Brief description
This algorithm computes the bidirectional minimum spanning tree (MST) for the given set of nodes, using the node distance as the cost measure for each link.
For a network of \(N\) nodes, the returned topology is a tree of \(N-1\) bidirectional links, so that no other topology is able to connect the \(N\) nodes with bidirectional links, at a lower cost (being the cost the sum of the lengths of the links). To compute the MST, the Prim algorithm is implemented.
Algorithm description table
| Algorithm inputs | A set of nodes within the netPlan is required.

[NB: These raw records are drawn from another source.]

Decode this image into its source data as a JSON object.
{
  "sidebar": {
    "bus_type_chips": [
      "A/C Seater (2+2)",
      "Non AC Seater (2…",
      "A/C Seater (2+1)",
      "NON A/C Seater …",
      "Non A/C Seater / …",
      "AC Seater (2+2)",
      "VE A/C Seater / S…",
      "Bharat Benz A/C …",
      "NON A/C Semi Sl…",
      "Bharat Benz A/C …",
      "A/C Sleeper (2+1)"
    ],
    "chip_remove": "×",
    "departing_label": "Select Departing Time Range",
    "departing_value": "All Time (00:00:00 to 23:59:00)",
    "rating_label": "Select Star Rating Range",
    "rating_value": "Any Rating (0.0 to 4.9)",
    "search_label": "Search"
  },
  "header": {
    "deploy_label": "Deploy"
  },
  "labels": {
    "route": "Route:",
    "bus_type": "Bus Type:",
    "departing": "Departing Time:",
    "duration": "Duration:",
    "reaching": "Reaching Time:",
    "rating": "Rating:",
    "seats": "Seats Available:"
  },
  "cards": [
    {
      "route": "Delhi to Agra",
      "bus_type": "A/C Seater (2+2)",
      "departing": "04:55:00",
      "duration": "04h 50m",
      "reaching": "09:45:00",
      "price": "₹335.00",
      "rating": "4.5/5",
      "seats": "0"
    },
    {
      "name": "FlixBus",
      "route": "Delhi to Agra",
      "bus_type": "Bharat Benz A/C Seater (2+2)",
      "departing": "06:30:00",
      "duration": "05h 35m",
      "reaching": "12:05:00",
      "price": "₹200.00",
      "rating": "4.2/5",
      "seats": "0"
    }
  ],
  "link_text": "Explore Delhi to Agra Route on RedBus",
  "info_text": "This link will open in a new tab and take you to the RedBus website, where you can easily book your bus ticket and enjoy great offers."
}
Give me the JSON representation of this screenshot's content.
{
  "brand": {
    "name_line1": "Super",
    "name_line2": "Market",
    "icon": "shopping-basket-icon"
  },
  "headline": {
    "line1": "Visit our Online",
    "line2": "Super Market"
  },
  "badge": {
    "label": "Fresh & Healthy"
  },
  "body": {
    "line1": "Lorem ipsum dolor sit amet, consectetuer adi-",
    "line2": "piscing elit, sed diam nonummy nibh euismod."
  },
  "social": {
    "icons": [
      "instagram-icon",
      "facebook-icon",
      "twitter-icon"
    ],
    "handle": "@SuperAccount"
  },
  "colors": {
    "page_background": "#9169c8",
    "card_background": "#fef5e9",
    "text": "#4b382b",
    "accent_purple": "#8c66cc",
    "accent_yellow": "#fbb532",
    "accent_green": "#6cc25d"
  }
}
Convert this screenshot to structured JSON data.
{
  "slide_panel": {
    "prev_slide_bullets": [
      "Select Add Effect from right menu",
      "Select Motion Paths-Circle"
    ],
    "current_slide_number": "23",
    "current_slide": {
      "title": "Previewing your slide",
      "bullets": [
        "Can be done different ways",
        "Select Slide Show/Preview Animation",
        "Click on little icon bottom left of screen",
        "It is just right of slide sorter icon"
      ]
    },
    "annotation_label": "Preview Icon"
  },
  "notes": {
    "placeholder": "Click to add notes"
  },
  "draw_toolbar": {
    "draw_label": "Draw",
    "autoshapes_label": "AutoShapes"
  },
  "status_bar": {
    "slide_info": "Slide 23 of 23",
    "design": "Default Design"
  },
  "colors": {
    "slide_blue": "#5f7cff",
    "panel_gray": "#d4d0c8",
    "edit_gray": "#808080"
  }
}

Algorithm parameters:
|
|---|---|
| Algorithm outputs | Links and their respective capacity values are added to the netPlan object |
| Required libraries | None |
| Keywords | Capacity assignment (CA), Topology assignment (TA) |
| Authors | Pablo Pavón Mariño, José Luis Izquierdo Zaragoza |
| Date | March 2013 |
| Code | TCA_PrimMST.java |
Detailed description
The algorithm performs the following steps:
- Create a tree containing a single vertex, chosen arbitrarily from the graph
- Create a set containing all the edges in the graph
- Loop until every edge in the set connects two vertices in the tree:
- Remove from the set an edge with minimum weight that connects a vertex in the tree with a vertex not in the tree
- Add that edge to the tree